>>> Risque sanitaire

Lier conservation et santé publique

 

Espaces naturels n°15 - juillet 2006

Le Dossier

Patrick Giraudoux
Professeur d’écologie Biologie environnementale usc Inra Université de Franche-Comté

 

Peut-on dissocier santé publique, réchauffement climatique et conservation ? Non. D’abord parce que les espèces vont s’adapter mais aussi parce que la modification du climat modifiera les activités humaines qui modifieront les aires de répartition des espèces… Tout est dans tout…

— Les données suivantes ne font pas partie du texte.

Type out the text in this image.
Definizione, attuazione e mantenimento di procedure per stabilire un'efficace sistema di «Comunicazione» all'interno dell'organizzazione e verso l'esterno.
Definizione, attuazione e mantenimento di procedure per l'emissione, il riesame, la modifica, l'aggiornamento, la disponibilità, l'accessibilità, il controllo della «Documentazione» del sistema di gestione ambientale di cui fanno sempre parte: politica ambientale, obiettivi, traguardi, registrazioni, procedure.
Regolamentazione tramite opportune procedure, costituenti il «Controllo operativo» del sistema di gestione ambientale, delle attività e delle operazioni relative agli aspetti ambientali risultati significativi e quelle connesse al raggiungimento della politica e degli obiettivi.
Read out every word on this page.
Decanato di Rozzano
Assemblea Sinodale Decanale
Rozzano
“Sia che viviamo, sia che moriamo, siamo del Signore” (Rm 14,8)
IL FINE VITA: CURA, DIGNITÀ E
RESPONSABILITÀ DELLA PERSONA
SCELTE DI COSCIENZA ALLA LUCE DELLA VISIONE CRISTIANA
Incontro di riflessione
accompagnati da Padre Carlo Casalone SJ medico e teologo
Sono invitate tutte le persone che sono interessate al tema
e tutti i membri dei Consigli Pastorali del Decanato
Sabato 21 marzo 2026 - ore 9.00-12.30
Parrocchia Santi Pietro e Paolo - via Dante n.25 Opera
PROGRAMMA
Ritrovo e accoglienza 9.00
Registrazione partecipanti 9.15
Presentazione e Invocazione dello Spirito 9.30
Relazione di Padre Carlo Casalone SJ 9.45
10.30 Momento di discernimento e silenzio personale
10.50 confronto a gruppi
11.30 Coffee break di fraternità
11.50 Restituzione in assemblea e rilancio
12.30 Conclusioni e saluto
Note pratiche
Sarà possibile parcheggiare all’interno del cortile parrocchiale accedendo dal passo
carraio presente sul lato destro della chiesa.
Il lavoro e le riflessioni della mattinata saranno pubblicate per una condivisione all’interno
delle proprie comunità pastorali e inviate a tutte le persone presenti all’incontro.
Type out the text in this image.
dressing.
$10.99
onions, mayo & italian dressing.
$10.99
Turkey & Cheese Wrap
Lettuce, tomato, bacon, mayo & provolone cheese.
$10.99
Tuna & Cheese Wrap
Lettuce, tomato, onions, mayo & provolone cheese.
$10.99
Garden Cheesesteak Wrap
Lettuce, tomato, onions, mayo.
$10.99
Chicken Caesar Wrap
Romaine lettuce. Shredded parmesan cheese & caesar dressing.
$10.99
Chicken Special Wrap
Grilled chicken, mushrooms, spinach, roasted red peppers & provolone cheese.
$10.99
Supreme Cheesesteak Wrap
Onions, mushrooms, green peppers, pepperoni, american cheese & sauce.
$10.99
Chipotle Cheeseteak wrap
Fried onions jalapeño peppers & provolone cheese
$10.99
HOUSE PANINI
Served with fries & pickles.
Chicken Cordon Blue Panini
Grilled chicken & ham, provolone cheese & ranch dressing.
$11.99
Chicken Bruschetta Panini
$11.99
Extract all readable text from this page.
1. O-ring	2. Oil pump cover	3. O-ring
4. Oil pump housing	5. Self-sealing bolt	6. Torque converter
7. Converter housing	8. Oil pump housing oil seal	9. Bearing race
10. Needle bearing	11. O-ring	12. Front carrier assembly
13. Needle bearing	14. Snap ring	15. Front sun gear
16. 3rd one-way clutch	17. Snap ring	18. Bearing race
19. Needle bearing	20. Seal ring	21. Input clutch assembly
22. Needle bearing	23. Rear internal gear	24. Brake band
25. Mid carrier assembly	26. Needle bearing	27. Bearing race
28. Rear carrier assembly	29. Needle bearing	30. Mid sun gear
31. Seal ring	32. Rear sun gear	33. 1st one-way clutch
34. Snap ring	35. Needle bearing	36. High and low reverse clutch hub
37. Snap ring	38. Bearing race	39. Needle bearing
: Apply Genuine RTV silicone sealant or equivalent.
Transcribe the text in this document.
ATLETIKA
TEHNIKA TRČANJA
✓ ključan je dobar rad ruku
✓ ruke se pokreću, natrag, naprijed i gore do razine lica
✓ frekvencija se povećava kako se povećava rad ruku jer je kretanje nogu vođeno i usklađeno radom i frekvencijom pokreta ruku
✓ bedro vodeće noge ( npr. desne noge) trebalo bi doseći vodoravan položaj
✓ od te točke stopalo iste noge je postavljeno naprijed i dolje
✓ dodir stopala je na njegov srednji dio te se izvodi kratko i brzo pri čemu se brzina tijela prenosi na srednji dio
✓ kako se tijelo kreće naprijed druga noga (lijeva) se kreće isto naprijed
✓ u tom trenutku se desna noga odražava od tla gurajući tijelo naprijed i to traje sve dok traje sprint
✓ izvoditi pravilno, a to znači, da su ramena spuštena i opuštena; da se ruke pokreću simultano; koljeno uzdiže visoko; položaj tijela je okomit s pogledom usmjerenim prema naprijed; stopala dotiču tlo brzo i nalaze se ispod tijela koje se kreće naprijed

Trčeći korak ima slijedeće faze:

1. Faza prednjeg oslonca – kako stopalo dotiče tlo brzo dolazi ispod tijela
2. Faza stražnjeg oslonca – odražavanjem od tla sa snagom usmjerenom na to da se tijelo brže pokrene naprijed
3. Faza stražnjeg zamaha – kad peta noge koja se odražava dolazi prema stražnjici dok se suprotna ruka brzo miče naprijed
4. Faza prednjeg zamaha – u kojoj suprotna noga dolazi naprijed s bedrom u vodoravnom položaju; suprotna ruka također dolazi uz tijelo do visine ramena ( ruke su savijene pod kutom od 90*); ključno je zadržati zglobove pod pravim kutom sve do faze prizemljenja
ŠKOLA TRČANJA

Le réchauffement climatique va induire des conséquences en termes de santé publique. Pour contrôler les risques infectieux, il est bien sûr nécessaire de connaître les variations d’aires de distribution des espèces vectrices de maladies et des stades libres des agents infectieux. Ainsi, par exemple, le moustique Aedes albopictus, originaire d’Asie tropicale, s’est répandu depuis 1990 en Italie. Il a été signalé pour la première fois en France en 1999 dans la région parisienne et il ne se serait installé entre Nice et Menton qu’en 2005. Vecteur potentiel des virus de la dengue, c’est également celui du chikungunya. Un autre moustique, Culicoïdes imicola, a été capturé pour la première fois en Corse en 2000, puis dans les Alpes maritimes en 2003. Originaire du sud de la Méditerranée, il peut être vecteur du virus de la fièvre catarrhale ovine, une maladie le plus souvent fatale pour le mouton. Son impact potentiel sur les ruminants sauvages européens est inconnu.
Variation démographique
Mais l’effet du réchauffement climatique sur la transmission d’agents infectieux ne passe pas forcément par l’extension de l’aire de distribution des espèces vectrices. Il faut également tenir compte de leurs variations démographiques dans les aires actuelles. Ces variations peuvent d’ailleurs être liées à d’autres causes que le réchauffement. On évoque ainsi, souvent, le risque de ré-émergence de la malaria, transmise par les moustiques du genre anophèles, largement répandus en Europe. Bien avant que l’on parle de réchauffement climatique, le protozoaire agent du paludisme était transmis jusqu’en Scandinavie. Sa disparition en zone tempérée tient aux actions publiques de contrôle (dont certaines ont été désastreuses en termes de conservation biologique : drainage des marais, utilisation d’insecticides dangereux et non sélectifs).
Cependant, le réchauffement climatique aura un impact direct sur certaines espèces hôtes : le raccourcissement de la saison froide permettant la reproduction de générations supplémentaires, avec un effet exponentiel sur la densité de leurs populations. Inversement, l’augmentation des températures risque de réduire l’aire de répartition de certains agents infectieux : de ce point de vue, la transmission de l’échinocoque alvéolaire1 est illustrative. En effet, au stade d’œuf (seul stade de développement libre), ce parasite du foie létal pour l’homme est très sensible à la chaleur modérée et à la déshydratation. Son aire de distribution déjà limitée au sud, devrait se réduire encore vers le nord du fait du réchauffement.
Effet ricochet
Mais la dynamique des populations hôtes est également liée indirectement aux pratiques agro-pastorales. Or, avec la modification de la ressource globale en eau et du régime nival en montagne, ces pratiques vont évoluer avec un effet ricochet possible sur les populations d’hôtes. Celui-ci peut s’illustrer par les modifications intervenues en France depuis les années 70. En moyenne montagne, le contexte économique a conduit les agriculteurs à développer les zones de prairies et à réduire les haies, ce qui, localement, a déclenché des cycles de pullulation de rongeurs de prairies. Un phénomène comparable est observé sur le plateau tibétain où jadis les populations de yaks étaient régulièrement décimées lors d’épisodes neigeux extrêmes. Une nouvelle gestion des prairies et l’augmentation consécutive du cheptel ont conduit à un surpâturage avec pour conséquence la pullulation du pika des plateaux2 et de campagnols, hôtes de l’échinocoque alvéolaire.
Ces deux cas, à une échelle globale, montrent comment des modifications consécutives de pratiques agro-pastorales ont conduit à l’intensification du cycle parasitaire. L’évolution de l’activité humaine induite par le changement climatique est aussi au cœur de la problématique des changements sanitaires…

1. Parasite responsable de l’échinococcose, maladie grave se développant lentement dans le foie.

2. Petit mammifère herbivore de la même famille que les lièvres et lapins (taille 8-25 cm). Voir photo page précédente.